Category: [08] Gaps & Spaces

Building a practical creative practice around a busy life.

  • String Games

    I remember watching tv when I was a kid and that old trope of tying a string around your finger was something that snagged on my consciousness. After all, how the heck does trying a string around your finger help you remember something? But a lot of tv and film characters seemed to do it, so, there must have been something to it, right?

    Much later in life I realized that the finger trick and similar memory triggers are a bit of a hack—and not necessarily tied up in string.

    For example, sometimes if I need to remember to bring something when I leave in the morning, the night before I’ll leave something else out of place: I’ll move my toothbrush or put a sock in my shoe. It’s stupidly simple, but the next morning I’ll see the out of place item and my brain will connect with the reason it out of place which is tied back to the little story I put in my head about needing to remember that thing and… boom, there it is.

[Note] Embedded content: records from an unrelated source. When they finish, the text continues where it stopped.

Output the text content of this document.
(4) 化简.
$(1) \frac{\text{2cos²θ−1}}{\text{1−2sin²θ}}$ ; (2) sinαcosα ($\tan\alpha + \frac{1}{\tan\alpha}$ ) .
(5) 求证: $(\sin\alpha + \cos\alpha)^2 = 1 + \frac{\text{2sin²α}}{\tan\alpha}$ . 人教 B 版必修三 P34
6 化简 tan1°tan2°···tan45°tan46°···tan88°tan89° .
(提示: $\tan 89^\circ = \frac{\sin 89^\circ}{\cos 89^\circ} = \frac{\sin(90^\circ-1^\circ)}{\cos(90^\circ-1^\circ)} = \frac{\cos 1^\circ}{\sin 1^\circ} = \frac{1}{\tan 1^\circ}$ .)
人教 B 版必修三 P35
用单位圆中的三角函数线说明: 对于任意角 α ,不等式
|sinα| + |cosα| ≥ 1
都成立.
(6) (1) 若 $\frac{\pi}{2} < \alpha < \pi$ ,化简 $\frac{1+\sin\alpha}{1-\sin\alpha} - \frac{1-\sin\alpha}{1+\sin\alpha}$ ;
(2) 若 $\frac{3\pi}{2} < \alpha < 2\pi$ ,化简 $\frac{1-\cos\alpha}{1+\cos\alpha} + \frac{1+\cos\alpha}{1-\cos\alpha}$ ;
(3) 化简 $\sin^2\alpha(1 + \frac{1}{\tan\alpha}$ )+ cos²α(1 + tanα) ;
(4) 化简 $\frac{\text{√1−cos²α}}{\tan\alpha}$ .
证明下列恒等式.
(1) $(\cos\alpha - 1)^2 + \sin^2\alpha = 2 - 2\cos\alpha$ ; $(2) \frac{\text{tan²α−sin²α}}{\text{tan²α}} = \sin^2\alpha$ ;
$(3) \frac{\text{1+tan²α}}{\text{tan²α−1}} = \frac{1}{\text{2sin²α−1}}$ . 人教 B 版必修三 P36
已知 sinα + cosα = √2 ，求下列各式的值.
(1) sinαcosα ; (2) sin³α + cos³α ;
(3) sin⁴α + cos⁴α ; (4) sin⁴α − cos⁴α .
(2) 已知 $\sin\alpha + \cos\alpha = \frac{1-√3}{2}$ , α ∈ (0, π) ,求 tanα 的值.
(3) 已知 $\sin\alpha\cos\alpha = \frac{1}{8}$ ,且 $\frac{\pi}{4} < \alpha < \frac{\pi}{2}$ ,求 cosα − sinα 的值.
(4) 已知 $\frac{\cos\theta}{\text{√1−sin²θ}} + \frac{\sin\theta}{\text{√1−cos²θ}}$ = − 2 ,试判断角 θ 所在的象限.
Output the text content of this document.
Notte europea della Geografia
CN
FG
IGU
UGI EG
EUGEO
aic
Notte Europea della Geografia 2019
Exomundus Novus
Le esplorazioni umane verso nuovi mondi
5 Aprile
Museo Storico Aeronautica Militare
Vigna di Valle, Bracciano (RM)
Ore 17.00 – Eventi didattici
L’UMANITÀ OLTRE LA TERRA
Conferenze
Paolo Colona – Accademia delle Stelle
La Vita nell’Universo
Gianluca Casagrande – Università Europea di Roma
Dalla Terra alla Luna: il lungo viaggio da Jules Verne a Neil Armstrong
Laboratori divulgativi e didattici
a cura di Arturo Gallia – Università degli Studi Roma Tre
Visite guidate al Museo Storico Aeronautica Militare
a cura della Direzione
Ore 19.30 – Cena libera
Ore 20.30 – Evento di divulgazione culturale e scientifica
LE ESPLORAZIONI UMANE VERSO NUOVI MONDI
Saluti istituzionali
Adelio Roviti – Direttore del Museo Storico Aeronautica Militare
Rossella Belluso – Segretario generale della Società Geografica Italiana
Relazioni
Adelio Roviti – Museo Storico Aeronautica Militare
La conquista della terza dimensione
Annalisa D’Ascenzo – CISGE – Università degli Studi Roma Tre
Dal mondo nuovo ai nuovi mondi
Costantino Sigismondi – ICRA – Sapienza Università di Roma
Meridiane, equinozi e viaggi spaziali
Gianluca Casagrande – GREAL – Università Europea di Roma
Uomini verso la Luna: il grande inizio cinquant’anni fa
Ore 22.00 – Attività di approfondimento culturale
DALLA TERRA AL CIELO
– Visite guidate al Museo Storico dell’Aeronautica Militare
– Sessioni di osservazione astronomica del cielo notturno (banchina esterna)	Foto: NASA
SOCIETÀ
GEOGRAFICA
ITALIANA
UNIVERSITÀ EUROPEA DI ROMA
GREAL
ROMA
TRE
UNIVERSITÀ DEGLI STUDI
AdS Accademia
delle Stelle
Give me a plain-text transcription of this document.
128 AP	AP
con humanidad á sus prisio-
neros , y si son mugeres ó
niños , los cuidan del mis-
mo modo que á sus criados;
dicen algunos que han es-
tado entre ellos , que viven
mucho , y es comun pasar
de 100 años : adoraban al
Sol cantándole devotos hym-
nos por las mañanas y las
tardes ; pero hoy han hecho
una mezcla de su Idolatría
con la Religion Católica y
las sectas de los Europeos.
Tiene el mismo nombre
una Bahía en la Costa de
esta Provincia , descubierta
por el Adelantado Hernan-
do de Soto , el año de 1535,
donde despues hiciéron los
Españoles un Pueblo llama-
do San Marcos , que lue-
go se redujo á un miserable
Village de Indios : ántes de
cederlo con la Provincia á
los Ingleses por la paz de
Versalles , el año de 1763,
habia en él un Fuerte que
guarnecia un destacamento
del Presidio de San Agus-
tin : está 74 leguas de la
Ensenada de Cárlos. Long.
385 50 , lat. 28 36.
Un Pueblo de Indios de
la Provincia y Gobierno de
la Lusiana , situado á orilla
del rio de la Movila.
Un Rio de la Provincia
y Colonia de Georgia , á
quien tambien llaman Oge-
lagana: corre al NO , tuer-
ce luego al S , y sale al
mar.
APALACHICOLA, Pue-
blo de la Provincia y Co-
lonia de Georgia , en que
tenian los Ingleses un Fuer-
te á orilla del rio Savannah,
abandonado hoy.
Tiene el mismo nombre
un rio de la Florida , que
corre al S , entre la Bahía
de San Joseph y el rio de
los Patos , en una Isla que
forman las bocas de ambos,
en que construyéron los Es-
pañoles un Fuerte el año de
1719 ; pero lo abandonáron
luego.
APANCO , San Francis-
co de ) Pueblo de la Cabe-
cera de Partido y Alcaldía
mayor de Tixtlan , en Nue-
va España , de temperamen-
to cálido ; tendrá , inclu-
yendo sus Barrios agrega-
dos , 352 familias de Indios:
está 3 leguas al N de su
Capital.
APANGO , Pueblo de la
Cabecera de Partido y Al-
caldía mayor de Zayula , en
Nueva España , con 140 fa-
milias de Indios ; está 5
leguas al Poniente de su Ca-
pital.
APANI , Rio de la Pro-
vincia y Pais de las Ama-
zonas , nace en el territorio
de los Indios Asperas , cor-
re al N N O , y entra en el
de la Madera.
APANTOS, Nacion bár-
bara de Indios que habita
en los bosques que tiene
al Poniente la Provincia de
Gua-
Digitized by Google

    String around the finger was just that: a memory hack. Why did I tie that string around my finger again? Oh, right… I need to do that thing.

    It got me thinking about memory hacks for creative work. What’s the driving down the road and suddenly being struck with inspiration without a notebook equivalent of the string around the finger?  How can I make sure I don’t lose a great idea just because I can’t immediately write it down? 

    I think if I figure that out, I’ll have a lot more great ideas—or at least one’s that I remember when I’m not sitting ready at my computer.

  • Productivity Obsession

    I will admit that I have a bit of an obsession with the notion of tracking personal productivity.

    I have tried apps, journals, lists, calendars, logs, books, spreadsheets, databases and more.

    This afternoon I vibe coded an app for my Mac that (for now) emulates the key features of the popular and once-trendy bullet journal but in a task list-meets-log sort of way. Maybe I’ll even use it… for a while.

    Does any of it actually work tho?

    I’d like to sit here and write the virtues of all these tools in leading to a more productive creative life, but at the end of the day what probably works best is just simple accountability to self. All of these little gimmicks are meant to bolster that accountability, but if one doesn’t have it to start with then no amount of filling pages, sorting lists, or checking boxes is going to change what ends up on the pages that matter at the end of the day.

  • Derailed Days

    To say it is easy for a creative person to get derailed in the span of any given day is almost not worth saying, it is so obvious. Stephen Pressfield in his wonderful little book The War of Art, a must read for any creative soul, calls this a kind of resistance.

    Resistance is the force, says Pressfield, that keeps us from doing our work as creative people.

    Today, I found my day full of resistance, derailed and amok.

    I will spare the details of the chaos in this post, but needless to say that I ran up against a lot of external resistance in the hours when I would usually be creating something worthy of the concept.

    And yet, here I am and I have opened my laptop late into the evening to fight the resistance that swelled up over this day and to finish off the waning minutes having done at least a little of something.

    It is easy to get derailed, but it is important to find one’s way back to the tracks sooner than later. Resistance is tricky like that, always tempting you to take the easy route, go to bed having accomplished nothing, when all it takes is to resist right back.

  • Morning Vibes

    The ritual of the commute may not spark other folks like it sparked me, but having become a guy who largely works from home—be that on my own projects or on contract work—I have started to understand not just the value, but the need to have a morning groove.

    (As an aside, it hasn’t helped my routine that I also gave up coffee a couple months ago—for health reasons.)

    Without ritual, without pattern, without routine I often find that my day struggles to really start. I’ll sit in a cozy chair in my pyjamas (really) and at some point look up and it will be nine-thirty, and though I’ve poked around on some files or done some pre-work, my day feels decidedly unstarted.

    On the other hand, if I plan to be out the door and sitting in a cafe by 8am with a hot drink in front of me and my laptop open to a word processor, then by nine-thirty I’ve often already written something, posted something, or at least made progress on a project of some sort.

    The difference is stark, and all that accounts for it is the routine of a morning plan.